Context: Most people with difficult childhood memories around Christmas, I’ve noticed, tend to go in one of two extreme directions. They ignore Christmas to the fullest extent they can get away with, or they embrace it wholeheartedly, creating enough of their own rituals, traditions, experiences, etc., to displace the childhood ones as much as they possibly can. Given that Christmas is inescapable in the United States, I have long ago chosen the latter course, which presents interesting ambiguity.
Circles Neither Begin Nor End
I absolutely love a four-novel series by Ellen Emerson White. The four titles are The President’s Daughter, White House Autumn, Long Live the Queen, and Long May She Reign. They tell the story of a female senator from Massachusetts who becomes the first woman President, through the eyes of her eldest child and only daughter, Meghan. President Kathryn Powers has a husband, devoted father and First Gentleman Russell. Her younger children, sons, are a handsome teenage boy who becomes a heartthrob and a younger boy who is regarded as an adorable “walking vote machine.” Meghan alone among her children experiences sudden fame as difficult and stressful. The media comment on her clothing, follow her boyfriend, and otherwise make her life hell.
In one of the books, Meghan is kidnapped by terrorists to pressure her mother into making concessions to their demands. The President does the right thing—the thing a President should do or they damn well aren’t strong enough to hold the office—and refuses to negotiate. Meghan eventually escapes her captors and is equally furious at, and proud of, her mother.

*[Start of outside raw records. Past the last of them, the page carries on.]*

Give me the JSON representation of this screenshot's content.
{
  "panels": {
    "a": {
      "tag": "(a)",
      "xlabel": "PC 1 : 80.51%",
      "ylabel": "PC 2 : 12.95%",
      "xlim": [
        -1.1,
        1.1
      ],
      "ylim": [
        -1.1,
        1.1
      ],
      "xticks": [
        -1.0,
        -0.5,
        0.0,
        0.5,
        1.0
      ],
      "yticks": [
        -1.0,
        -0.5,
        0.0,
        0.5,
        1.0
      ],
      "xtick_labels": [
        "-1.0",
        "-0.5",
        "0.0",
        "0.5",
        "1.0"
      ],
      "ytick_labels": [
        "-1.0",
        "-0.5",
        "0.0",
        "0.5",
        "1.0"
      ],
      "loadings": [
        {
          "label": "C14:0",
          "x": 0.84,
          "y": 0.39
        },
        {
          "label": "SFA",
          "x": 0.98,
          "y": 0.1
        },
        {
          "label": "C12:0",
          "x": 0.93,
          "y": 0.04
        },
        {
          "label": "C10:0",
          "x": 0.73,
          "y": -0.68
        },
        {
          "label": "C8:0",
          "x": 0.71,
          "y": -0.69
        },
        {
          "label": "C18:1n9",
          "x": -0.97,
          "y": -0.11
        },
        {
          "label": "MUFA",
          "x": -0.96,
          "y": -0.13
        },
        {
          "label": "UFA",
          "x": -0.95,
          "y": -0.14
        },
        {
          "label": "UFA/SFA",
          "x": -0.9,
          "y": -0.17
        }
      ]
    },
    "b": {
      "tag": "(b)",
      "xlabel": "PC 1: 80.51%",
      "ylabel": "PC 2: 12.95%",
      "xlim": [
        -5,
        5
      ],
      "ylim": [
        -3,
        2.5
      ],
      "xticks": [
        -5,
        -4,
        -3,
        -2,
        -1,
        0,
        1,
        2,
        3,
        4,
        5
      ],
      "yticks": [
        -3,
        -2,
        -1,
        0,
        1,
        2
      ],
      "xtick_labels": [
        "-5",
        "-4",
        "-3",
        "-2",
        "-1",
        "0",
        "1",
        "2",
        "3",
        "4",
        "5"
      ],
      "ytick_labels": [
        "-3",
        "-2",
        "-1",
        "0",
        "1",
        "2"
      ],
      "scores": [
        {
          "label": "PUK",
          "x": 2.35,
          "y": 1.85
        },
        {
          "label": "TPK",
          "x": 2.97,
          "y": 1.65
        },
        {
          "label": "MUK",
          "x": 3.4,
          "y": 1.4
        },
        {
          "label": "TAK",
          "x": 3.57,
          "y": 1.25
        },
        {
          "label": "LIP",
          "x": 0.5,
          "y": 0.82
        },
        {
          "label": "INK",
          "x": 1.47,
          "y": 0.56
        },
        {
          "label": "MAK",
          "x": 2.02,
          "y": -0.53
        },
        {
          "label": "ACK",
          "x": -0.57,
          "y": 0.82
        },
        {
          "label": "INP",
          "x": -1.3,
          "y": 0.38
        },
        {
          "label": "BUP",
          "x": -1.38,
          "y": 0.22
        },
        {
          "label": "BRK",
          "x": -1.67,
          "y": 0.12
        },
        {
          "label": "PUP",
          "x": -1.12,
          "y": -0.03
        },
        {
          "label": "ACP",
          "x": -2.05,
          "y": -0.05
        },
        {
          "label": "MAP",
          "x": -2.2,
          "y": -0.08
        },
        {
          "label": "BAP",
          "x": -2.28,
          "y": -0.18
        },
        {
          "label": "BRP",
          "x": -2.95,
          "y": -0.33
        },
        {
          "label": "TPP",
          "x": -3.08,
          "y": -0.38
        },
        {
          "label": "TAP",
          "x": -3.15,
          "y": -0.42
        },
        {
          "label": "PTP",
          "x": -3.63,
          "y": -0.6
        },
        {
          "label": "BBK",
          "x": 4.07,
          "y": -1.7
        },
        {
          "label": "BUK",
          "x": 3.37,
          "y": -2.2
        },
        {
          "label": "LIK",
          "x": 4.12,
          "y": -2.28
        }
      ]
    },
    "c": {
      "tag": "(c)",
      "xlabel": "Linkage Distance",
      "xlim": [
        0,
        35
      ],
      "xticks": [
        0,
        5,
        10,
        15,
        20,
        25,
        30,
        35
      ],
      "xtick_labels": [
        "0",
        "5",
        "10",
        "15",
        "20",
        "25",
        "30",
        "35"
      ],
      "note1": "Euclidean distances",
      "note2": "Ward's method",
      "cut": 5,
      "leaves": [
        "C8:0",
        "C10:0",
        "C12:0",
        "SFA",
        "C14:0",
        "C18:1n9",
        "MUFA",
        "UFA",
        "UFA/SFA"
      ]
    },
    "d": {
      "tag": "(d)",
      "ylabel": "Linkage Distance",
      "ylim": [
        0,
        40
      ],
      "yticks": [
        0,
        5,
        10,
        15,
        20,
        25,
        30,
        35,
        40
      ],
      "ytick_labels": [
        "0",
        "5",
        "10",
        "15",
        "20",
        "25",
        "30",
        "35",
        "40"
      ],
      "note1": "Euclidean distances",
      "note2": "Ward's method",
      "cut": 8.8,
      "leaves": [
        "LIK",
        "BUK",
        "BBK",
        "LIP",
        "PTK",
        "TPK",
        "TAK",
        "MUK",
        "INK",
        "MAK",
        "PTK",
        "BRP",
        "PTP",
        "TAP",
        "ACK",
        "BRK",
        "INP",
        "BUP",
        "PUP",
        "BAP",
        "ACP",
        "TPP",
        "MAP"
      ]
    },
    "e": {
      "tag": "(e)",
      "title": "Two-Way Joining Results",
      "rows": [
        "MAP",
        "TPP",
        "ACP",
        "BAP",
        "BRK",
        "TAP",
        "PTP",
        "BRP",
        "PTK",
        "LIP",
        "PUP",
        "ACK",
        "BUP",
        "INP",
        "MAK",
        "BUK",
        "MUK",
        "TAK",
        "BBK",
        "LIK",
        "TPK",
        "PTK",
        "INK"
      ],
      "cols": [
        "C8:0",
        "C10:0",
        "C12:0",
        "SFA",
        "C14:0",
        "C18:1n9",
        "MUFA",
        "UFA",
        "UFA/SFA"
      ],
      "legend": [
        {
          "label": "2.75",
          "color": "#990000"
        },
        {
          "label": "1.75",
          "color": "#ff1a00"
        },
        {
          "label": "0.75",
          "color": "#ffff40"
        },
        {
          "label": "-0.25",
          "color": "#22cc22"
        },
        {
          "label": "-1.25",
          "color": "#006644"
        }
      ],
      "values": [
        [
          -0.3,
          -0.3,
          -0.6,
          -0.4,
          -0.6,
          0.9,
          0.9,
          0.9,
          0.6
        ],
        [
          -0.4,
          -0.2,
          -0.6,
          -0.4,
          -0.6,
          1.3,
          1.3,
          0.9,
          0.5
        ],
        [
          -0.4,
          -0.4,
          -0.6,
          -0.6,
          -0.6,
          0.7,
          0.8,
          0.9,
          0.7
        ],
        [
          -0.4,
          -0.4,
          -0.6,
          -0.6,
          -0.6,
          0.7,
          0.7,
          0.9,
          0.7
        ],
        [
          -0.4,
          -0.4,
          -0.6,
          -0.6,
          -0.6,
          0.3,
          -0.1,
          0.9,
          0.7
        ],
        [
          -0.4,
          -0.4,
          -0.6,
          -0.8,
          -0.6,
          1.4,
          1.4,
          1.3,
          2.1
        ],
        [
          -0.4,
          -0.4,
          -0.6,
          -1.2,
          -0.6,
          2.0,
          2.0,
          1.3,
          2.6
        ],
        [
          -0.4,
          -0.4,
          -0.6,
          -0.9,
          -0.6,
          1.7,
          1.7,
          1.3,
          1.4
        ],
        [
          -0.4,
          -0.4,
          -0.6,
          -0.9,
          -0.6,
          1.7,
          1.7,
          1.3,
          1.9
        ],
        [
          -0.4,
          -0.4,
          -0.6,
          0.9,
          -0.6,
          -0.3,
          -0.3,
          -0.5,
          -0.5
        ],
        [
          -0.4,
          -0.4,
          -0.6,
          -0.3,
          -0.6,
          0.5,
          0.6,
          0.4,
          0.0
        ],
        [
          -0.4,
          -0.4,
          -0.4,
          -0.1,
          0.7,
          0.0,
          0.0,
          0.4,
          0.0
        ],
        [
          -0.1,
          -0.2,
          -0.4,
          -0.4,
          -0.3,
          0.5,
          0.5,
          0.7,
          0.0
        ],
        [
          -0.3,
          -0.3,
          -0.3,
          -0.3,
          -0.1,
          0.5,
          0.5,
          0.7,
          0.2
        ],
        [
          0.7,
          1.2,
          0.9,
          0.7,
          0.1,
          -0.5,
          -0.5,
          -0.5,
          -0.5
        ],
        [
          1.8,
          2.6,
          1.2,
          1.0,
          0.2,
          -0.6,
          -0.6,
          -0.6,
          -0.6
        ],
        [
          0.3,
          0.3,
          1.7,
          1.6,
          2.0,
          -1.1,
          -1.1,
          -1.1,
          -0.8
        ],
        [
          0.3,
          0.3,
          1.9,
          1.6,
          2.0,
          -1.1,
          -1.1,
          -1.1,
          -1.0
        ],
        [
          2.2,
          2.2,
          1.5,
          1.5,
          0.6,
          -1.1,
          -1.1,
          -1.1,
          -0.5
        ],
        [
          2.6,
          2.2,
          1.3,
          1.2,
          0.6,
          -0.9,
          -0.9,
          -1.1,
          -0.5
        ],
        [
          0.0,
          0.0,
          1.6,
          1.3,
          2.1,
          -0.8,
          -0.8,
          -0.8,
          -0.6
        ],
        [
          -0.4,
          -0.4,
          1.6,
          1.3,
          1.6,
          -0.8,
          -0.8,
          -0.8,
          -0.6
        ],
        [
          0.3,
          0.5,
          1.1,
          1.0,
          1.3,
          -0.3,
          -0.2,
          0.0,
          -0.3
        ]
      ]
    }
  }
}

In the fourth and final (so far) novel, Meghan, now away at college, experiences a near-miss security incident. Her parents, after being briefed by the Secret Service, are panicked. The President in particular tries to talk her into coming home early. This passage has remained in my mind for several years now (screenshot from the iBooks app):
“Not letting them run our lives is another way of letting them run our lives.”
I think about this a lot.
My Christmases, as an adult, couldn’t possibly look more different from how Christmas looked when I was a kid.
Does my going to such a polar opposite mean that my parents are still running my life?